Google Loses Gay-Rights Endorsement Over Controversial Conversion Therapy App
Google lost an endorsement from the Human Rights Campaign, the largest U.S. LGBTQ group, over an app tied to the practice of so-called “conversion therapy” to change a gay person’s sexual orientation or gender identity.
Alphabet Inc.’s Google, which had previously scored a perfect 100 on the annual Corporate Equality Index, will have its rating withheld until the app is removed from its Android phones, Human Rights Campaign said in a statement. It’s only the third time in the 17-year history of the index that a rating has been withheld.
“We have been urging Google to remove this app because it is life-threatening to LGBTQ youth and also clearly violates the company’s own standards,” the Human Rights Campaign said in a statement. The program has already been removed from app stores run by Apple Inc., Microsoft Corp. and Amazon.com Inc., the group said.
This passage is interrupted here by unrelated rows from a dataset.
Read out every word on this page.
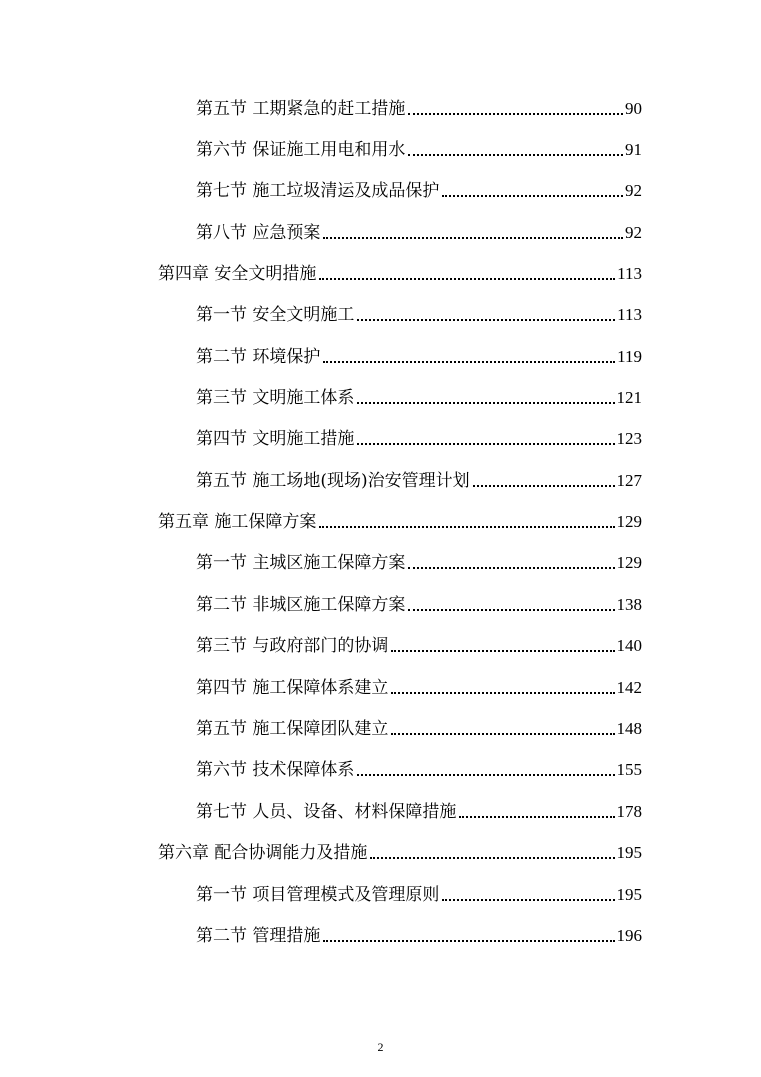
第五节 工期紧急的赶工措施	90
第六节 保证施工用电和用水	91
第七节 施工垃圾清运及成品保护	92
第八节 应急预案	92
第四章 安全文明措施	113
第一节 安全文明施工	113
第二节 环境保护	119
第三节 文明施工体系	121
第四节 文明施工措施	123
第五节 施工场地(现场)治安管理计划	127
第五章 施工保障方案	129
第一节 主城区施工保障方案	129
第二节 非城区施工保障方案	138
第三节 与政府部门的协调	140
第四节 施工保障体系建立	142
第五节 施工保障团队建立	148
第六节 技术保障体系	155
第七节 人员、设备、材料保障措施	178
第六章 配合协调能力及措施	195
第一节 项目管理模式及管理原则	195
第二节 管理措施	196
2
Conversion therapy has been denounced by medical organizations and lawmakers who have pushed to ban licensed therapists from working with minors on the program.
Google didn’t immediately respond to a request for comment.
A perfect score on the Corporate Equality Index is used by many companies to appeal to future and current employees seeking a diverse and supportive workplace, particularly millennial workers moving into the majority of the labor pool. This year, a record 570 companies received the top 100-point rating, according to the report released Thursday.
The app in dispute was developed by Living Hope Ministries, a Christian group formed in 1989 in Texas which says it is an outlet for people struggling with a conflict between faith and sexuality. A January blog post that protested Apple’s decision to remove the app from its App Store disputed a connection to conversion therapy. Living Hope Ministries didn’t immediately return an email seeking comment.
Walmart Inc. retained a perfect score in this year’s Corporate Equality Index. The largest retailer had its perfect score suspended last year after two federal complaints alleged the world’s largest retailer hadn’t protected transgender employees from discrimination. The only other time a rating was withheld was in 2015 when Saks Inc. was involved in a legal dispute with a transgender employee.